Miklos (Nicholas) “Jancso was undoubtedly the greatest genius of post World War II Hungarian biomedical sciences,” noted Professor Szentagothai in his introductory remarks to a symposium on “Capsaicin and the sensory system” held in Budapest in 1985.1 It is not possible to give here even a superficial account of N. Jancso’s scientific achievements. Instead, the intention of the present author is to draw attention to some interesting aspects of his investigations and to show that, despite the apparent diversity of the fields of medical research in which he was involved, his work is characterized by a remarkable unbroken thematic continuity.
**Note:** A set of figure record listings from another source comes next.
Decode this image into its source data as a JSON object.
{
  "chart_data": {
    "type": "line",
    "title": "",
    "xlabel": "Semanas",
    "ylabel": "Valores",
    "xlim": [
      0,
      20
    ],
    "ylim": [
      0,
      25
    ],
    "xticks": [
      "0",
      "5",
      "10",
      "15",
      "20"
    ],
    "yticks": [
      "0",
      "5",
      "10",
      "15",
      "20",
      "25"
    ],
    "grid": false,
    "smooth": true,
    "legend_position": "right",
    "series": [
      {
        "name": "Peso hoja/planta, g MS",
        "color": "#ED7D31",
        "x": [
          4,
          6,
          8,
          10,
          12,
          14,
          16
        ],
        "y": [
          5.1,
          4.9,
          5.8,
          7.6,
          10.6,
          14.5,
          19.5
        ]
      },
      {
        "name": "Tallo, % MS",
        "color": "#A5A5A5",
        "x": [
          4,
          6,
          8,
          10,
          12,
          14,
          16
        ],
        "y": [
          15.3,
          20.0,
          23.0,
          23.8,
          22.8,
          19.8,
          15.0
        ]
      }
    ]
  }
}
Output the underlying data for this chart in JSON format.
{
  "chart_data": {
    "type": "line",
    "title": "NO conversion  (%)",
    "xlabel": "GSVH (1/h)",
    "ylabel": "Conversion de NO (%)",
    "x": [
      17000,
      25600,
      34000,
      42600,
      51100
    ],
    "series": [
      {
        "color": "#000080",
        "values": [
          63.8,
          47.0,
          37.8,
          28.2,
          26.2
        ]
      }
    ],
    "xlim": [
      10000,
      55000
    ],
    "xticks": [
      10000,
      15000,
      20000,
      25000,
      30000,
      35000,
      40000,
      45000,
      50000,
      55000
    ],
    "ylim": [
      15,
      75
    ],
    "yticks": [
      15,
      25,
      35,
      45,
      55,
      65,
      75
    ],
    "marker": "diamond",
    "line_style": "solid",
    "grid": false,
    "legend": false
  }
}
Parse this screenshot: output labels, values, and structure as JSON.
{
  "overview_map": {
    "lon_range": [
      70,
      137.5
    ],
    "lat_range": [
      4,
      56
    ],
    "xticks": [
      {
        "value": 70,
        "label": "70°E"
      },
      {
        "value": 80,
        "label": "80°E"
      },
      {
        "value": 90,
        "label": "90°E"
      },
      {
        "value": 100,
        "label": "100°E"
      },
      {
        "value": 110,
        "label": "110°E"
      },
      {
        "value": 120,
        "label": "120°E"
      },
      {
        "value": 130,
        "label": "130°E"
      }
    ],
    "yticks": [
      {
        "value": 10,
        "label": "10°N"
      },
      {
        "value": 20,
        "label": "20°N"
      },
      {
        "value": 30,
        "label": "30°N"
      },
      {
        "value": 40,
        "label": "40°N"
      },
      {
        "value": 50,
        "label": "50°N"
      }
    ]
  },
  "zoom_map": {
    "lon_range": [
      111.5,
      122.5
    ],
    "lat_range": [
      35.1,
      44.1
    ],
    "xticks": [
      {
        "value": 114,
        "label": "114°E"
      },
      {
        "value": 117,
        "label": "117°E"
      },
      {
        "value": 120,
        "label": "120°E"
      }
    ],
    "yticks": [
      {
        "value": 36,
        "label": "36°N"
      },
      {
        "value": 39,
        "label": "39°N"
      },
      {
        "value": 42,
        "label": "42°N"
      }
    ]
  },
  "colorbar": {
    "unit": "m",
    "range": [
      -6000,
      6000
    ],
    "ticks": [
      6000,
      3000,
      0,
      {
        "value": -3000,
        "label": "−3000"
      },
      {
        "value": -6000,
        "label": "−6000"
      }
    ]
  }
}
This is also emphasized in the excellent book by Professor B. Issekutz senior,2 in which he wrote about the life and work of Jancso and his father, N. Jancso senior, who was a renowned malaria researcher and Director of the Department of Internal Medicine at the Kolozsvar (now Cluj, Rumania) and later on at Szeged University. Professor Issekutz was himself an outstanding pharmacologist, who headed the Pharmacology Department at Szeged and later at Budapest University. He greatly appreciated the brilliance of his young colleague and supported him in his career in many ways. He established a chemotherapy division for Jancso in the Pharmacology Department at Szeged University after he had completed a successful Fellowship at the Robert Koch Institute in Berlin in 1931. In the pre-war period of his scientific career, Jancso made a significant contribution to the understanding of the mechanisms involved in the action of chemotherapeutic agents, as will be mentioned briefly in this article.